Dave:                      

So, tell me this. Listeners, think about this question. Is this true for you? Have you noticed that when you do high intensity exercise classes like boot camp classes, you're ravenously hungry.

And I remember talking to clients years ago, and they would tell me this, they would say, "Dave, I'm exercising now and I get it but I'm eating everything in sight." And it might not actually be the case that you're that hungry. Because one HIIT workout, while it does burn more calories than if you were to go for a walk, it doesn't actually burn that many calories that you should be eating hundreds of extra calories.

And that's the case for many people. They do this HIIT workout, it's their hormones that are thrown off. They feel like they're ravenously hungry, and actually end up taking in more calories than they burn in that workout. And it just becomes this vicious cycle. Then the mentality is "Well, now I need to workout even harder because look at my body, it's not changing or it's changing in the wrong direction."
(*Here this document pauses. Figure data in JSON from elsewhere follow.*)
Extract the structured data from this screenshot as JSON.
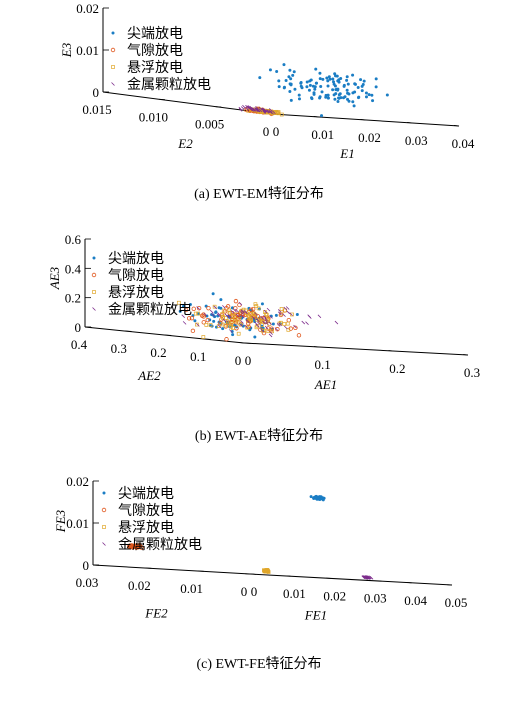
{
  "colors": {
    "tip": "#1a7dc4",
    "gap": "#e0571d",
    "float": "#e0a72a",
    "particle": "#7d2c8c"
  },
  "chart_data": [
    {
      "type": "scatter",
      "caption": "(a) EWT-EM特征分布",
      "xlabel": "E1",
      "ylabel": "E2",
      "zlabel": "E3",
      "xticks": [
        "0",
        "0.01",
        "0.02",
        "0.03",
        "0.04"
      ],
      "yticks": [
        "0",
        "0.005",
        "0.010",
        "0.015"
      ],
      "zticks": [
        "0",
        "0.01",
        "0.02"
      ],
      "xlim": [
        0,
        0.04
      ],
      "ylim": [
        0,
        0.015
      ],
      "zlim": [
        0,
        0.02
      ],
      "legend": [
        "尖端放电",
        "气隙放电",
        "悬浮放电",
        "金属颗粒放电"
      ],
      "series": [
        {
          "name": "尖端放电",
          "marker": "dot",
          "color": "tip",
          "center": [
            0.015,
            0.001,
            0.007
          ],
          "spread": [
            0.01,
            0.004,
            0.004
          ],
          "n": 120
        },
        {
          "name": "气隙放电",
          "marker": "circle",
          "color": "gap",
          "center": [
            0.0005,
            0.0012,
            0.0003
          ],
          "spread": [
            0.001,
            0.001,
            0.0003
          ],
          "n": 60
        },
        {
          "name": "悬浮放电",
          "marker": "square",
          "color": "float",
          "center": [
            0.001,
            0.001,
            0.0003
          ],
          "spread": [
            0.0015,
            0.0012,
            0.0003
          ],
          "n": 60
        },
        {
          "name": "金属颗粒放电",
          "marker": "x",
          "color": "particle",
          "center": [
            0.0005,
            0.0015,
            0.0005
          ],
          "spread": [
            0.001,
            0.0015,
            0.0005
          ],
          "n": 50
        }
      ]
    },
    {
      "type": "scatter",
      "caption": "(b) EWT-AE特征分布",
      "xlabel": "AE1",
      "ylabel": "AE2",
      "zlabel": "AE3",
      "xticks": [
        "0",
        "0.1",
        "0.2",
        "0.3"
      ],
      "yticks": [
        "0",
        "0.1",
        "0.2",
        "0.3",
        "0.4"
      ],
      "zticks": [
        "0",
        "0.2",
        "0.4",
        "0.6"
      ],
      "xlim": [
        0,
        0.3
      ],
      "ylim": [
        0,
        0.4
      ],
      "zlim": [
        0,
        0.6
      ],
      "legend": [
        "尖端放电",
        "气隙放电",
        "悬浮放电",
        "金属颗粒放电"
      ],
      "series": [
        {
          "name": "尖端放电",
          "marker": "dot",
          "color": "tip",
          "center": [
            0.04,
            0.12,
            0.15
          ],
          "spread": [
            0.05,
            0.08,
            0.1
          ],
          "n": 70
        },
        {
          "name": "气隙放电",
          "marker": "circle",
          "color": "gap",
          "center": [
            0.05,
            0.1,
            0.15
          ],
          "spread": [
            0.06,
            0.08,
            0.1
          ],
          "n": 80
        },
        {
          "name": "悬浮放电",
          "marker": "square",
          "color": "float",
          "center": [
            0.05,
            0.1,
            0.14
          ],
          "spread": [
            0.06,
            0.08,
            0.1
          ],
          "n": 80
        },
        {
          "name": "金属颗粒放电",
          "marker": "x",
          "color": "particle",
          "center": [
            0.06,
            0.1,
            0.15
          ],
          "spread": [
            0.07,
            0.08,
            0.1
          ],
          "n": 70
        }
      ]
    },
    {
      "type": "scatter",
      "caption": "(c) EWT-FE特征分布",
      "xlabel": "FE1",
      "ylabel": "FE2",
      "zlabel": "FE3",
      "xticks": [
        "0",
        "0.01",
        "0.02",
        "0.03",
        "0.04",
        "0.05"
      ],
      "yticks": [
        "0",
        "0.01",
        "0.02",
        "0.03"
      ],
      "zticks": [
        "0",
        "0.01",
        "0.02"
      ],
      "xlim": [
        0,
        0.05
      ],
      "ylim": [
        0,
        0.03
      ],
      "zlim": [
        0,
        0.02
      ],
      "legend": [
        "尖端放电",
        "气隙放电",
        "悬浮放电",
        "金属颗粒放电"
      ],
      "series": [
        {
          "name": "尖端放电",
          "marker": "dot",
          "color": "tip",
          "center": [
            0.017,
            0.0,
            0.019
          ],
          "spread": [
            0.0012,
            0.0003,
            0.0003
          ],
          "n": 80
        },
        {
          "name": "气隙放电",
          "marker": "circle",
          "color": "gap",
          "center": [
            0.0,
            0.022,
            0.005
          ],
          "spread": [
            0.0002,
            0.0012,
            0.0002
          ],
          "n": 60
        },
        {
          "name": "悬浮放电",
          "marker": "square",
          "color": "float",
          "center": [
            0.004,
            0.0,
            0.001
          ],
          "spread": [
            0.0005,
            0.0002,
            0.0002
          ],
          "n": 40
        },
        {
          "name": "金属颗粒放电",
          "marker": "x",
          "color": "particle",
          "center": [
            0.029,
            0.0,
            0.0007
          ],
          "spread": [
            0.0008,
            0.0001,
            0.0001
          ],
          "n": 40
        }
      ]
    }
  ]
}
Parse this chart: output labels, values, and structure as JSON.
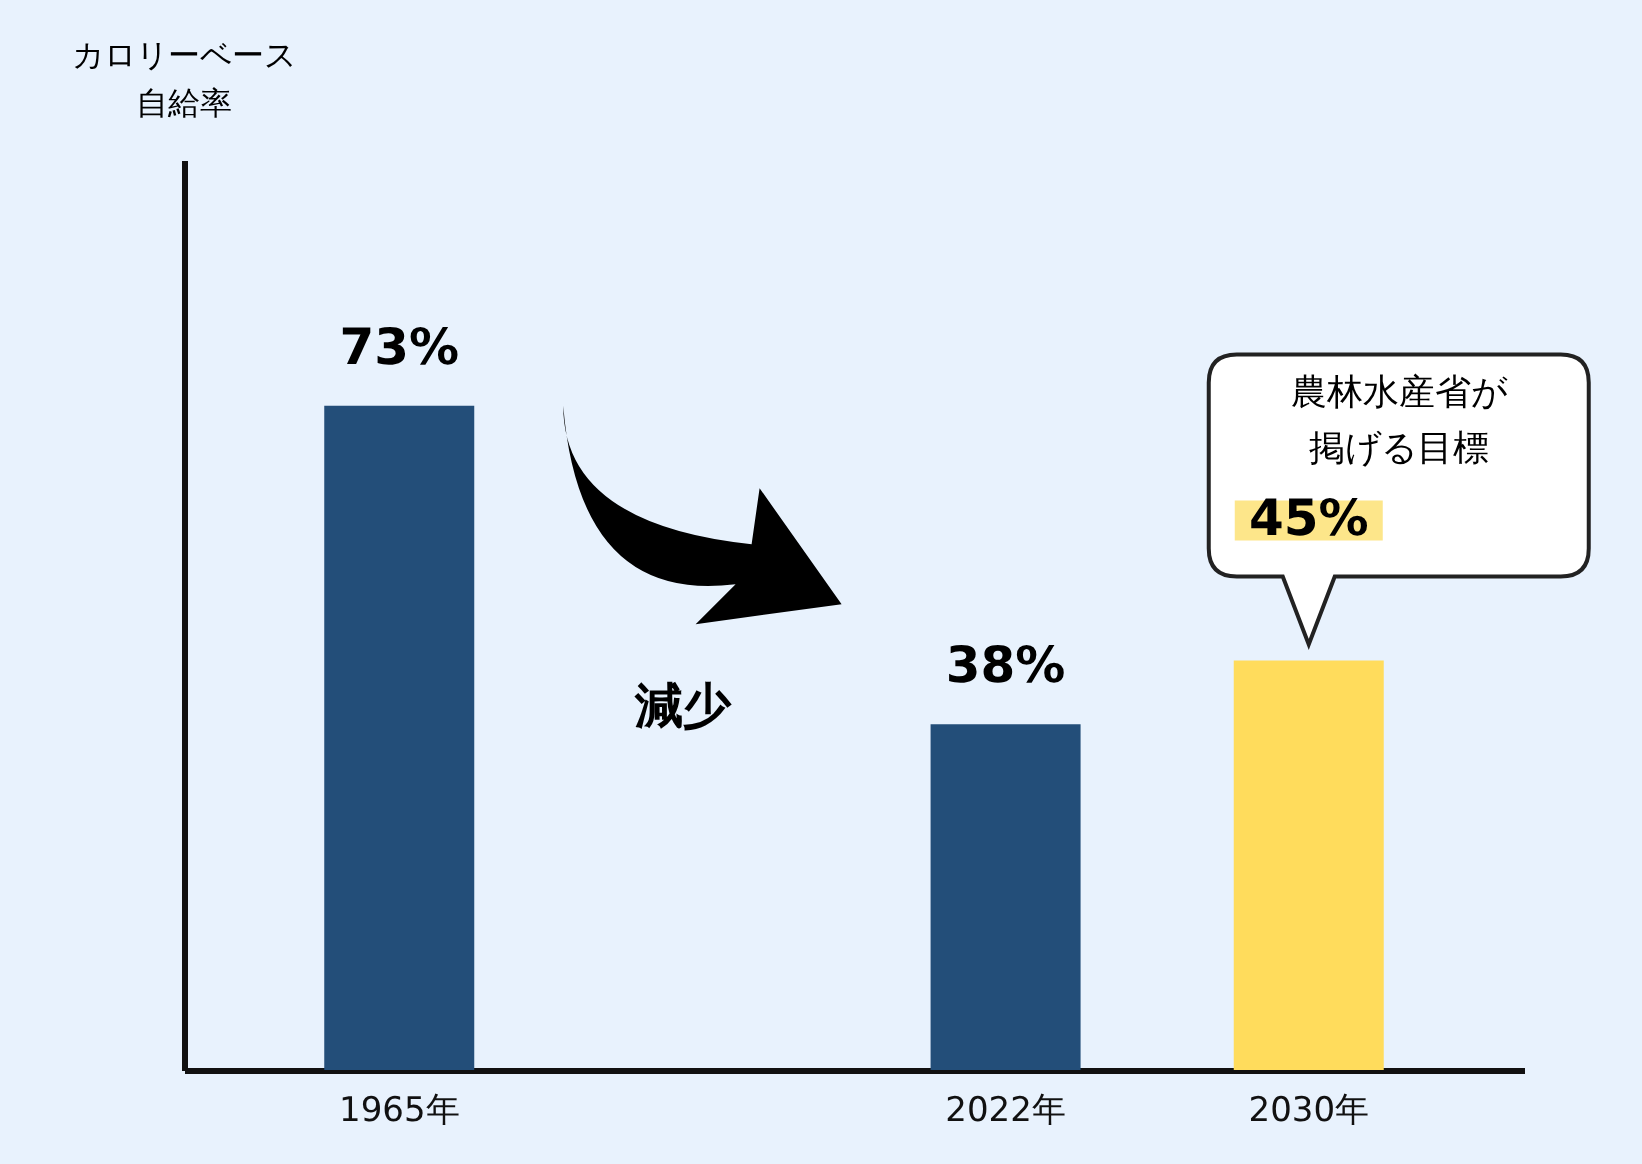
{
  "chart_data": {
    "type": "bar",
    "ylabel": "カロリーベース自給率",
    "categories": [
      "1965年",
      null,
      "2022年",
      "2030年"
    ],
    "values": [
      73,
      null,
      38,
      45
    ],
    "colors": [
      "#234e79",
      null,
      "#234e79",
      "#ffdc5c"
    ],
    "value_labels": [
      "73%",
      null,
      "38%",
      "45%"
    ],
    "ylim": [
      0,
      100
    ],
    "tick_labels": "x",
    "grid": false,
    "annotations": [
      "減少",
      "農林水産省が掲げる目標"
    ]
  }
}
And that's where things get really scary because psychologically, we're throwing ourselves into doing even more and more exercises leading to body breakdown.

Morella:               

Right, yeah.

And paradoxically, leading to ... The leptin, what you mentioned, leptin resistance will lead to abdominal weight gain. So precisely the kind of weight gain that people are trying to avoid and they're saying, "But wait, I'm working out so hard. How come I'm still round in the middle?"

And it can be a vicious cycle. I totally hear you on that.

So, I want to ask you in the last couple minutes, do you have a favorite story ... Like a story of a client or a person because sometimes for us, hearing stories can be the thing that gets us like "Oh, that inspires me," or "I can see myself in that story."

Dave:                      

Yeah, so many. Yeah, definitely. I think back to a client that I was training a few years ago, and her name was Trish and she was part of one of my online programs. And she was getting prepared for her wedding. And she was a Crossfit girl, and it was just like we talked about, had been doing Crossfit for about six months, had hurt her shoulder, and she came in, and she talked to me online, we had a Skype conversation.

And she said, "What can I do that's going to help me look good in my wedding dress?" And I imagine many women who are listening can relate to that scenario. And it's exactly what we talked about today as we increased her frequency, so instead of doing three workouts per week, she started doing six workouts per week.

And again, I know many people might think "Well, I don't have time for six workouts." But we reduced the time spent and reduced the intensity level. And I don't know exactly, I can't remember off the top of my head what her results were but she looked awesome in her wedding dress. And best of all, wasn't injured anymore. And that's the big win for me because consistency. I want people to be able to do this for life.